Poem and recording by Rachel McAlpine, CC BY 2.0

Historic data about bloggers: their age and choice of blogging platforms

Time Magazine cover: person of the year 2006 is "You. You control the Information Age."
Time Magazine cover: person of the year 2006 is “You. Yes, you. You control the Information Age.”

I’m continuously searching for data about older bloggers, and yesterday I discovered a 2006 study from the Pew Internet & American Life project titled Bloggers: A portrait of the internet’s new storytellers. Now, 2006 is 12 years ago. To an older person, that’s like yesterday, but in internet terms it’s a lifetime. Their findings are fascinating. (By the way, the Pew sample was 233 people, roughly comparable with our 220. and biased in some ways, as was ours.) Let me share a few surprises from this report.

1. Personal blogs were by far the most common in 2006

The Pew Internet Project blogger survey finds that the American blogosphere is dominated by those who use their blogs as personal journals. Most bloggers do not think of what they do as journalism. (Pew/Internet 2006)

So in 2006, the personal blog ruled. The topics analysed were as follows — and hey, no mention of travel or makeup or ageing:

  1. “my life and experiences” (37%)
  2. politics and government (11%)
  3. entertainment-related topics (7%)
  4. sports (6%)
  5. general news and current events (5%)
  6. business (5%)
  7. technology (4%)
  8. religion, spirituality or faith (2%)
  9. a specific hobby or a health problem or illness (each 1%).
  10. other topics: opinions, volunteering, education, photography, causes and passions, and organizations.

(Pew/Internet 2006)

Wouldn’t it be fascinating to know the distribution of blog topics in 2018? I can’t imagine how one would get this information, given that there are millions of blog posts every day, and a blog is not necessarily attached to any one platform such as wordpress.com or Facebook.

2. The blogging population in 2005–06 was young

The following demographic data comes from two surveys of internet users conducted in November-December 2005 and February-April 2006, and the sample (n=7,012) was much larger.

The most distinguishing characteristic of bloggers is their youth.

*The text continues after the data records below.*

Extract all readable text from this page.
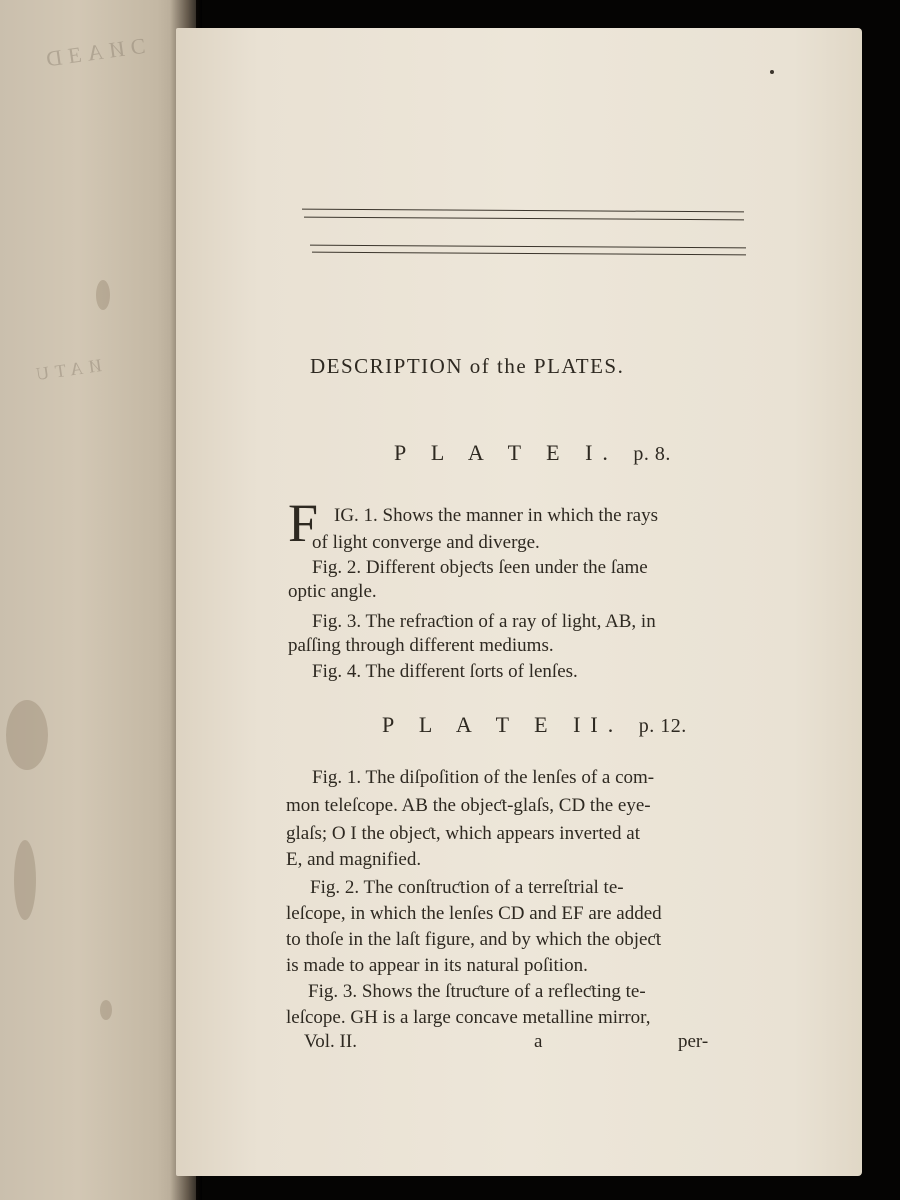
ƆИAƎD
ИATU	DESCRIPTION of the PLATES.
P L A T E I. p. 8.
F IG. 1. Shows the manner in which the rays
of light converge and diverge.
Fig. 2. Different objeƈts ſeen under the ſame
optic angle.
Fig. 3. The refraƈtion of a ray of light, AB, in
paſſing through different mediums.
Fig. 4. The different ſorts of lenſes.
P L A T E II. p. 12.
Fig. 1. The diſpoſition of the lenſes of a com-
mon teleſcope. AB the objeƈt-glaſs, CD the eye-
glaſs; O I the objeƈt, which appears inverted at
E, and magnified.
Fig. 2. The conſtruƈtion of a terreſtrial te-
leſcope, in which the lenſes CD and EF are added
to thoſe in the laſt figure, and by which the objeƈt
is made to appear in its natural poſition.
Fig. 3. Shows the ſtruƈture of a refleƈting te-
leſcope. GH is a large concave metalline mirror,
Vol. II.	a	per-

More than half (54%) of bloggers are under the age of 30. (Pew/Internet 2006)

According to Sysomos, by 2010 the average age of bloggers may have been even younger; they found that 73.5% were under the age of 35. Does that mean that older bloggers are a small minority even now? If you can find any later statistics, please tell!

3. In 2006, 55% bloggers used a pseudonym

In our Older Bloggers Survey, roughly 12% included their full name or first name in the blog title. I’m not sure how many include their full name as part of the information they provide on their About Me page. So I can’t state how many of the older bloggers in our sample use a pseudonym without further research. I wonder what the facts are?

55% of bloggers blog under a pseudonym, and 46% blog under their own name. (Pew/Internet 2006)

4. In 2006, most bloggers spent less time blogging than they do today

This result from the Pew Internet study is confirmed by subsequent research into the general population of bloggers. As for the older bloggers in our 2018 sample,  only 28% spend 2 hours or less per week writing and publishing their blogs, 32% spend 3–4 hours per week — but exactly the same percentage (10%) spend ten hours or more on their blog.

59% of bloggers spend just one or two hours per week tending their blog. One in ten bloggers spend ten or more hours per week on their blog. (Pew/Internet 2006)

5. In 2006, bloggers cited very different blogging platforms

Pew/Internet asked bloggers what tools they used to build and display their blogs. Gaze on this snapshot of times past and wonder! Blogger: Blogspot are a bit like wordpress:org: wordpress.com (or vice versa—set me straight, somebody!). I guess “something else” included wordpress. So Squarespace existed in 2006? These platforms are still in use except for Microsoft FrontPage.

  1. LiveJournal (13%)
  2. MySpace (9%)
  3. Blogger (6%)
  4. Xanga (2%)
  5. FrontPage (2%)
  6. Typepad (2%)
  7. Blogspot (2%)
  8. Moveable Type (1%)
  9. Squarespace (1%)
  10. Something else (17%)
  11. Built own blogging software (2%)

Thanks to Pew/Internet for these insights into the world of early bloggers.

Image (c) Time Magazine copied under Fair Use provisions.